Republicans made good on several campaign promises last year, which could mean a “somewhat less active legislative session” with lawmakers this time pushing fewer measures, said Tim Hagle, who teaches political science at the University of Iowa.

“State legislators who aren’t in safe districts might be a bit more cautious about legislation that might appear more controversial in their districts,” he said.

If maintaining control of the Legislature and governor’s office is their priority, Republicans will walk a fine line between continuing their agenda “and not doing anything too controversial,” Larimer added.

Given the controversy Republicans created in 2017, it might be too late to prevent a “blue wave” as voters express buyers’ remorse in the 2018 election, according to Smith.

He is predicting that voters will put Democrats in control of the Iowa House, now controlled 58-41 by Republicans with one vacancy in a district with a 40-to-26 percent GOP-to-Democratic registration split.

Of course, it’s not only control of the Legislature at stake in 2018. Gov. Kim Reynolds will be seeking election to a full term, too.

Given that Iowans have been “quite favorable” to GOP gubernatorial candidates, Larimer thinks Reynolds is in a good spot for both the Republican primary and general election.

“What you may see is Gov. Reynolds pursuing a conservative agenda” that should help her fend off primary challengers Ron Corbett of Cedar Rapids and Steven Ray of Boone, “but also taking positions on a few issues that create some distance between her administration and the president’s,” Larimer said.

Although Iowa voters didn’t share the Democratic Party’s dislike for Branstad, Hagle said Reynolds needs to demonstrate her ability as a leader and not “just a fill-in for Branstad.”

In her favor, Iowa’s economy continues to grow — slowly — and unemployment is so low that employers report difficulty filling jobs. Political scientists say a good economy favors incumbents.

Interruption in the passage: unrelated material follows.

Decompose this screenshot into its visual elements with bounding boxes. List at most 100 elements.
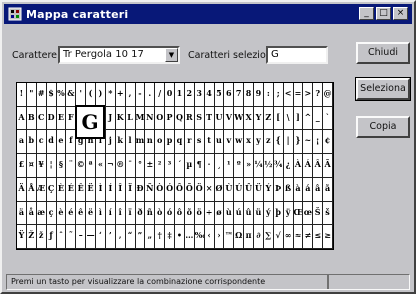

While Iowa hasn’t been as divided along party lines as some other places, Hagle said “the sharp uptick in bitter partisanship at the national level will likely affect us here as well.”

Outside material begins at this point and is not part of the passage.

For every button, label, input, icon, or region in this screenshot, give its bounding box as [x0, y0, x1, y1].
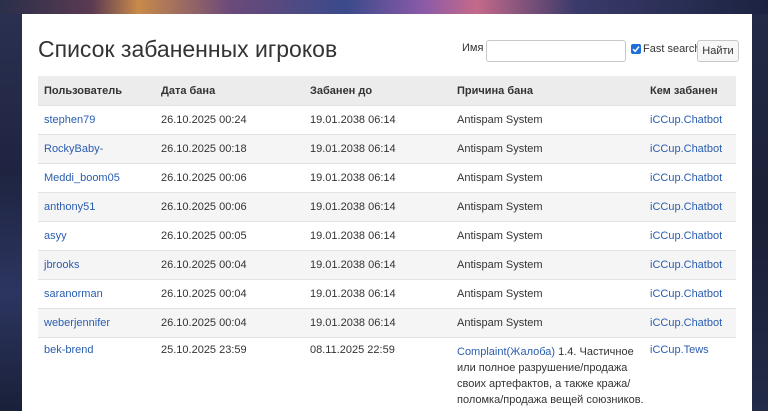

House Speaker Linda Upmeyer, R-Clear Lake, doubts that nationalizing the election will work for Democrats in Iowa.

“It’s all local,” she said, adding: “To be clear, we’re going to hold the House.”

It’s not just Democrats that Upmeyer and other Republicans need to fear, according to Senate Minority Leader Janet Petersen, D-Des Moines.

“I can tell you, in my tenure in Legislature, I have never seen people as energized as I have, really since the start of last session,” said Petersen, who was elected to the Legislature in 2000. “I hear from a lot of independent and Republicans who are frustrated as well.”

Upmeyer, a lawmaker since 2003, understands “people get frustrated if they’re not on the same side as the president, but I think this is very early to predict a wave.”